Following the Supreme Court’s ruling, the state’s legislative leaders filed motions asking the Commonwealth Court to again consider dismissing the complaint and to resolve certain preliminary legal objections that they had raised but which, they allege, were not covered by the Supreme Court’s decision.
Governor Tom Wolf, although he is one of the named defendants, refused to join in the motions filed by Joseph B. Scarnati, President pro tempore of the Pennsylvania Senate, and Michael C. Turzai, Speaker of the House; he and the state Department of Education requested that the Commonwealth Court “enter an order setting the deadline for answers to the Petition for Review so that the parties may swiftly undertake discovery and move this matter toward a resolution.”
Senator Scarnati argued that the funding laws that were in effect in 2014 when the case was filed were superseded by subsequent legislation and that, therefore, the case is now moot. The Speaker’s motion asks the Court to now decide certain legal issues such as whether there is an individual right to
In a decision issued on May 7, 2018, the Commonwealth Court rejected most of the legislative leaders’ arguments, but permitted the parties to submit further arguments on the question of whether the passage in 2016, after the complaint had been filed, of a new education finance statute (Act 35) mooted the plaintiff’s basic claims. Republican Senate Majority Leader Joseph Scarnati, Democratic Governor Tom Wolf and the plaintiffs submitted supplemental briefs addressing this point.
Scarnati argued that the plaintiffs’ challenge focused on the prior statute and that the plaintiff districts have received substantial additional funding under the new formula, which specifically takes into account district wealth, number of students in poverty, charter schools and other factors. Plaintiffs argued in response that Act 35 only applies to new money received by school districts but that base funding amounts that existed prior to 2016 are still provided to all school districts; in fact, less than 10% of state funding distributed since 2016 has been determined by the new Act 35 formula.
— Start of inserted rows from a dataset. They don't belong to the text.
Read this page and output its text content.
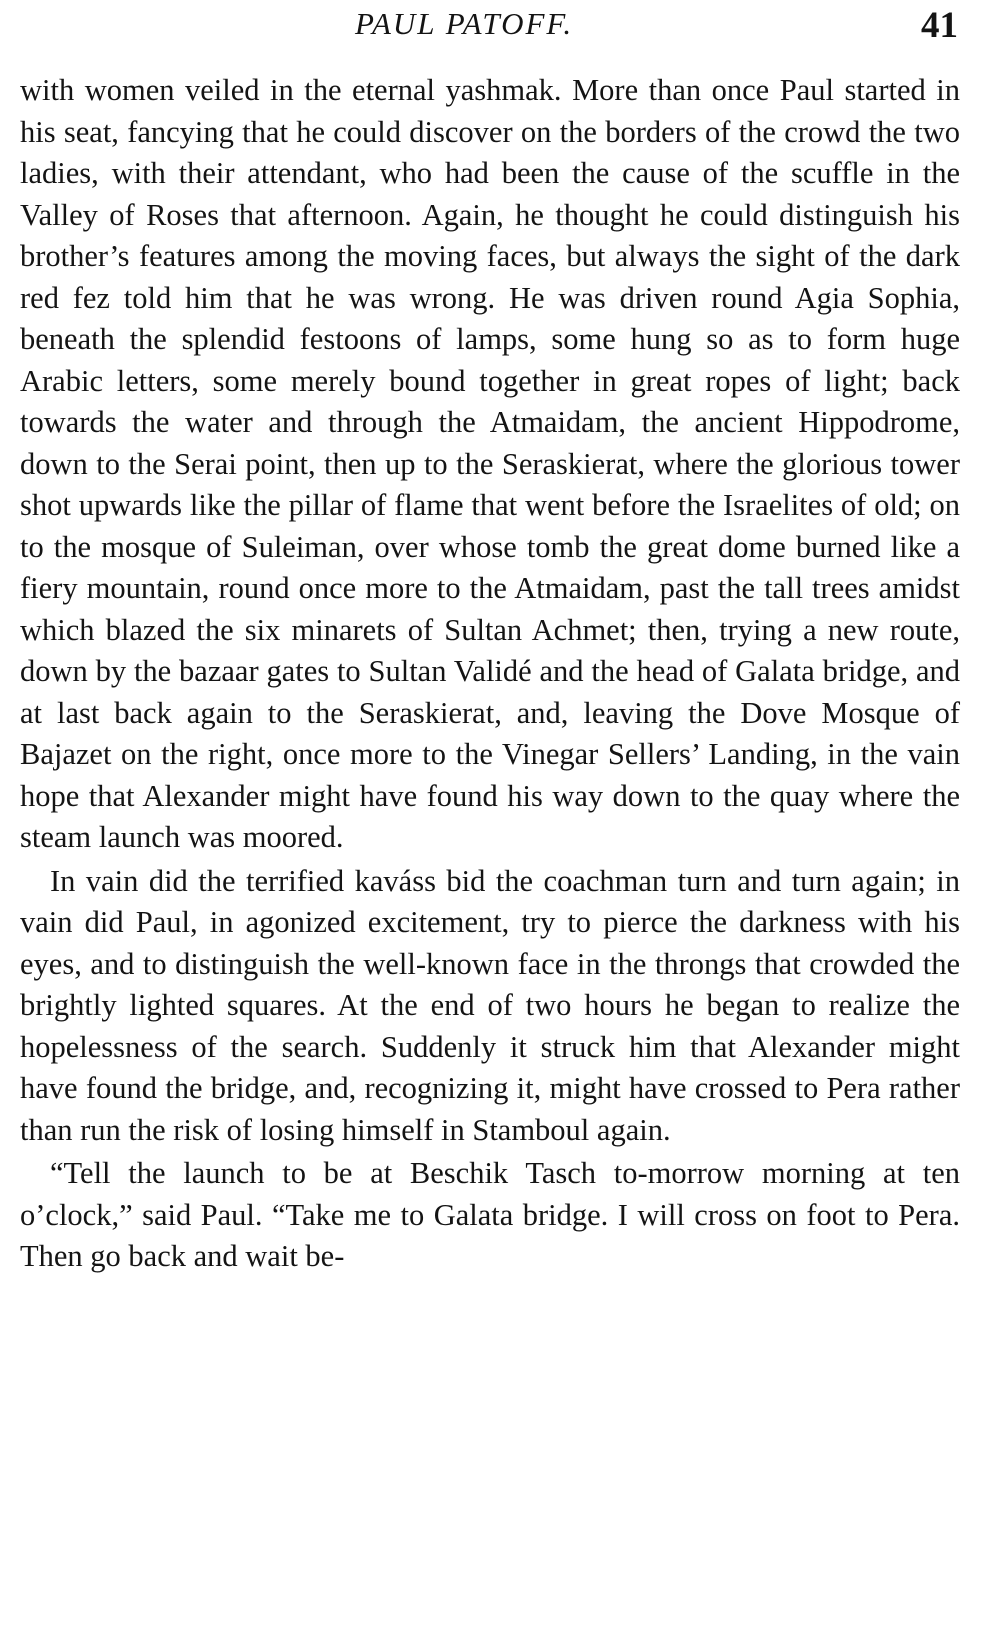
PAUL PATOFF.	41

with women veiled in the eternal yashmak. More than once Paul started in his seat, fancying that he could discover on the borders of the crowd the two ladies, with their attendant, who had been the cause of the scuffle in the Valley of Roses that afternoon. Again, he thought he could distinguish his brother’s features among the moving faces, but always the sight of the dark red fez told him that he was wrong. He was driven round Agia Sophia, beneath the splendid festoons of lamps, some hung so as to form huge Arabic letters, some merely bound together in great ropes of light; back towards the water and through the Atmaidam, the ancient Hippodrome, down to the Serai point, then up to the Seraskierat, where the glorious tower shot upwards like the pillar of flame that went before the Israelites of old; on to the mosque of Suleiman, over whose tomb the great dome burned like a fiery mountain, round once more to the Atmaidam, past the tall trees amidst which blazed the six minarets of Sultan Achmet; then, trying a new route, down by the bazaar gates to Sultan Validé and the head of Galata bridge, and at last back again to the Seraskierat, and, leaving the Dove Mosque of Bajazet on the right, once more to the Vinegar Sellers’ Landing, in the vain hope that Alexander might have found his way down to the quay where the steam launch was moored.

In vain did the terrified kaváss bid the coachman turn and turn again; in vain did Paul, in agonized excitement, try to pierce the darkness with his eyes, and to distinguish the well-known face in the throngs that crowded the brightly lighted squares. At the end of two hours he began to realize the hopelessness of the search. Suddenly it struck him that Alexander might have found the bridge, and, recognizing it, might have crossed to Pera rather than run the risk of losing himself in Stamboul again.

“Tell the launch to be at Beschik Tasch to-morrow morning at ten o’clock,” said Paul. “Take me to Galata bridge. I will cross on foot to Pera. Then go back and wait be-
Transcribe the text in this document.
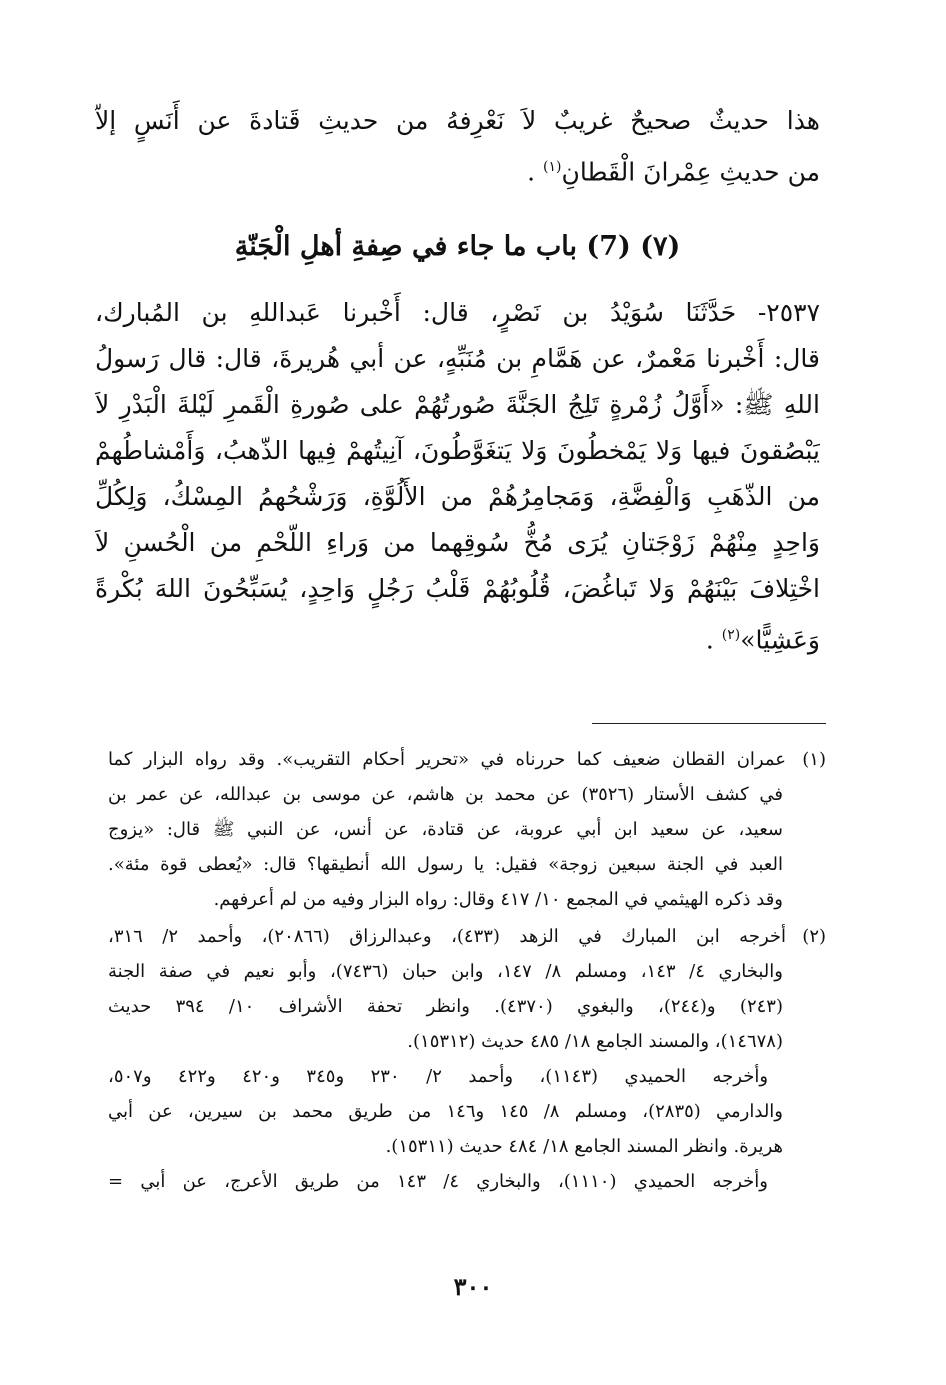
هذا حديثٌ صحيحٌ غريبٌ لاَ نَعْرِفهُ من حديثِ قَتادةَ عن أَنَسٍ إلاّ
من حديثِ عِمْرانَ الْقَطانِ$^{(١)}$ .
(٧) (7) باب ما جاء في صِفةِ أهلِ الْجَنّةِ
٢٥٣٧- حَدَّثَنَا سُوَيْدُ بن نَصْرٍ، قال: أَخْبرنا عَبداللهِ بن المُبارك،
قال: أَخْبرنا مَعْمرٌ، عن هَمَّامِ بن مُنَبِّهٍ، عن أبي هُريرةَ، قال: قال رَسولُ
اللهِ ﷺ: «أَوَّلُ زُمْرةٍ تَلِجُ الجَنَّةَ صُورتُهُمْ على صُورةِ الْقَمرِ لَيْلةَ الْبَدْرِ لاَ
يَبْصُقونَ فيها وَلا يَمْخطُونَ وَلا يَتغَوَّطُونَ، آنِيتُهمْ فِيها الذّهبُ، وَأَمْشاطُهمْ
من الذّهَبِ وَالْفِضَّةِ، وَمَجامِرُهُمْ من الأَلُوَّةِ، وَرَشْحُهمُ المِسْكُ، وَلِكُلِّ
وَاحِدٍ مِنْهُمْ زَوْجَتانِ يُرَى مُخُّ سُوقِهما من وَراءِ اللّحْمِ من الْحُسنِ لاَ
اخْتِلافَ بَيْنَهُمْ وَلا تَباغُضَ، قُلُوبُهُمْ قَلْبُ رَجُلٍ وَاحِدٍ، يُسَبِّحُونَ اللهَ بُكْرةً
وَعَشِيًّا»$^{(٢)}$ .
(١)عمران القطان ضعيف كما حررناه في «تحرير أحكام التقريب». وقد رواه البزار كما
في كشف الأستار (٣٥٢٦) عن محمد بن هاشم، عن موسى بن عبدالله، عن عمر بن
سعيد، عن سعيد ابن أبي عروبة، عن قتادة، عن أنس، عن النبي ﷺ قال: «يزوج
العبد في الجنة سبعين زوجة» فقيل: يا رسول الله أنطيقها؟ قال: «يُعطى قوة مئة».
وقد ذكره الهيثمي في المجمع ١٠/ ٤١٧ وقال: رواه البزار وفيه من لم أعرفهم.
(٢)أخرجه ابن المبارك في الزهد (٤٣٣)، وعبدالرزاق (٢٠٨٦٦)، وأحمد ٢/ ٣١٦،
والبخاري ٤/ ١٤٣، ومسلم ٨/ ١٤٧، وابن حبان (٧٤٣٦)، وأبو نعيم في صفة الجنة
(٢٤٣) و(٢٤٤)، والبغوي (٤٣٧٠). وانظر تحفة الأشراف ١٠/ ٣٩٤ حديث
(١٤٦٧٨)، والمسند الجامع ١٨/ ٤٨٥ حديث (١٥٣١٢).
وأخرجه الحميدي (١١٤٣)، وأحمد ٢/ ٢٣٠ و٣٤٥ و٤٢٠ و٤٢٢ و٥٠٧،
والدارمي (٢٨٣٥)، ومسلم ٨/ ١٤٥ و١٤٦ من طريق محمد بن سيرين، عن أبي
هريرة. وانظر المسند الجامع ١٨/ ٤٨٤ حديث (١٥٣١١).
وأخرجه الحميدي (١١١٠)، والبخاري ٤/ ١٤٣ من طريق الأعرج، عن أبي =
٣٠٠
Gov. Wolf’s brief — also filed on behalf of the state education department and the other executive defendants — agreed with the plaintiffs’ position that the basic issue is whether students in the plaintiff low-income districts are receiving an adequate and equitable education and not the details of an isolated statutory enactment.
On August 21, 2018, Commonwealth Court Judge Robert Simpson ruled that the case is not moot and that it can now proceed to trial. In August, 2021, Judge Jubelirer denied the House Speaker’s motion to preclude the plaintiffs from presenting evidence of, “the disproportionate impact on racial and/or ethnic minorities, such as spending or achievement gaps,” because plaintiffs’ claims challenged the adequacy and the equity of the state’s education finance system, but had not alleged that it was racially discriminatory. She found persuasive decisions of other courts around the country, which had held that how children of color are doing is relevant to a claim about whether a system is working for all students. Moreover, the Court agreed that, “evidence about who lives in [Pennsylvania’s] low wealth school districts is relevant to the Petitioners’ claims,” as to how those children are doing. The judge did, however, grant the Speaker’s motion to preclude certain, “background evidence,” in some of the plaintiffs’ expert reports that included general statements like the fact that Pennsylvania’s schools are, “among the most deeply segregated,” in the nation.
The trial is now scheduled to begin on October 12.